Fire away, she said with a hint of humor.

What came first? The chicken or the egg? I asked eagerly.

What? I couldn’t see her, but I felt her frowning upon me. I had that effect on a lot of beings, especially superior beings.

Did the chicken come first, or the egg? I repeated slowly.

She sighed, then decided she no longer wanted to play nice as she hammered at my head. If I were a mortal, it would’ve cracked.

I started a heated debate about the egg and the chicken with myself, aiming to drag her down with boredom while I strengthened my mental shield.

“Let’s solve the chick and egg situation,” I called. “Some think it’s an impossible argument in a scenario of infinite regression. However, the truth is out there. Barbie A, you’re up.”

I shifted my voice to a high-pitched, girlie type. “The egg came first, since if there’d been no egg, there would’ve been no chicken. The first chicken was hatched from an egg.”

I changed my voice. “Barbie B, do you agree? Speak up.”

I gave Barbie B a low, husky voice. “There had to be a chicken first to lay an egg. I’m dying to know what the first chicken looked like. White? Black? Yellow? Brown? Or even green?”

The force pounded my second shield, yet it couldn’t get in, as I didn’t give an inch while looping my tiresome debate over and over, broadcasting on all frequencies to anyone who was willing to listen. I could do this not only for hours but months, nonstop, like the training I’d gone through as a child.

I didn’t even need to stab her. I’d bleed her with boredom until she was fucking bored to death.

“Humans think they evolved from monkeys.” I started a second round of my loop, as I had endless uncut material. Good thing I didn’t need to be original. “But the supernaturals laugh at that shit. Why are the apes and monkeys from the jungles still apes and monkeys? Should they visit their human cousins for a recipe?”

Not for a nanosecond did my thoughts drift to anything—not to my father, not to Sy, not to Killian—other than chickens and eggs.

“My, my, tell me,” I said, starting over. “Did the chicken come first, or did the egg?”

It might’ve been hours before the pressure in my mind eased, the probe withdrew, and my pounding headache lessened.

Sensing someone entering the hall, I slowly pried open my eyes.

A regal woman. An immortal. A queen.

Instantly, I knew who had just walked in.

The Queen of the Underworld, Killian’s betrothed.

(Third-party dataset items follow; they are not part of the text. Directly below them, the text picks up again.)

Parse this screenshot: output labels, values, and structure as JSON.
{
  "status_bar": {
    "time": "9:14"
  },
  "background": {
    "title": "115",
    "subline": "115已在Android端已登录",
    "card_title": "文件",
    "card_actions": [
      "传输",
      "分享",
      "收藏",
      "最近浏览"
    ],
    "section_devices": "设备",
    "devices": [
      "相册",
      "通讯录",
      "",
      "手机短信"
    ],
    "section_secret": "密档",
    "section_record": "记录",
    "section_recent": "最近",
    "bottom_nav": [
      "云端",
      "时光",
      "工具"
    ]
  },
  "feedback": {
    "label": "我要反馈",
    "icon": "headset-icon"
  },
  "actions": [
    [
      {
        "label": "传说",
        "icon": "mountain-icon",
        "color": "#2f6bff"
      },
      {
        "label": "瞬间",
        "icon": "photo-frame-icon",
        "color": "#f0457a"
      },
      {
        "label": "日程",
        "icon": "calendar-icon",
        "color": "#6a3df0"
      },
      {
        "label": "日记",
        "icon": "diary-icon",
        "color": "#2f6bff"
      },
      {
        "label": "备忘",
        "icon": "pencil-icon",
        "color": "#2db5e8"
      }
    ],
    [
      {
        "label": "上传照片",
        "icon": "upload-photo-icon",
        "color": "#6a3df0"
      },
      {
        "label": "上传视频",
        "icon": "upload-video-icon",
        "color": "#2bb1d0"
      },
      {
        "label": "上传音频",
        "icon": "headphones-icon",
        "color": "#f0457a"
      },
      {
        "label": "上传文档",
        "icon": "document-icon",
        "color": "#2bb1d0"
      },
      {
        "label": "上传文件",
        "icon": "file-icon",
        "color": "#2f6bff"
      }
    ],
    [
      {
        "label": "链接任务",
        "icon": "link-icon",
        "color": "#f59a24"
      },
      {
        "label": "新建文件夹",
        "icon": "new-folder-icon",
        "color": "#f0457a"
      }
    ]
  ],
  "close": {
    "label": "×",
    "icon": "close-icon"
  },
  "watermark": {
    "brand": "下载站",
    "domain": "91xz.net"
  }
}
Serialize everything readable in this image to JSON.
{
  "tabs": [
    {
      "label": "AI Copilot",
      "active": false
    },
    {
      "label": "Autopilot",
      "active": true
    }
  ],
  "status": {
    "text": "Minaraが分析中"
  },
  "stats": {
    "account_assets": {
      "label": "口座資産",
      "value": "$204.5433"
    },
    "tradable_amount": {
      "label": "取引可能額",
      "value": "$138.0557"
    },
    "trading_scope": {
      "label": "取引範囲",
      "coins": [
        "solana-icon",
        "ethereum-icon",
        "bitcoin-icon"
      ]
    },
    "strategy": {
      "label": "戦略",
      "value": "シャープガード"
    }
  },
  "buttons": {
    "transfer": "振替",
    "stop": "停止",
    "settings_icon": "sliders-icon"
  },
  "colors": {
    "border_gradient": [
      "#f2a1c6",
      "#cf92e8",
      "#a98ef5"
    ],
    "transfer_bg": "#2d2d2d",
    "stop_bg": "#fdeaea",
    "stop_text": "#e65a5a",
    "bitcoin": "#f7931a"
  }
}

Queen Lilith was a great beauty.

She looked only a couple of years older than me, but I knew she was at least centuries older. I was twenty going on twenty-one. She was almost as tall as Killian and had a ruthless air like him. I hated to admit it, but the two would look great together.

The queen’s golden hair, two shades darker than mine, flowed down to her slender ankles. While my face was pale gold, hers was creamy and radiant. She shone brighter than anyone on this planet, yet somehow, I knew that she couldn’t outshine me, and I didn’t even shine.

There was a lot of gossip and rumors about her. Mostly, they said the Queen of the Underworld came from a fallen star, one of the brightest before the fall, like Lucifer.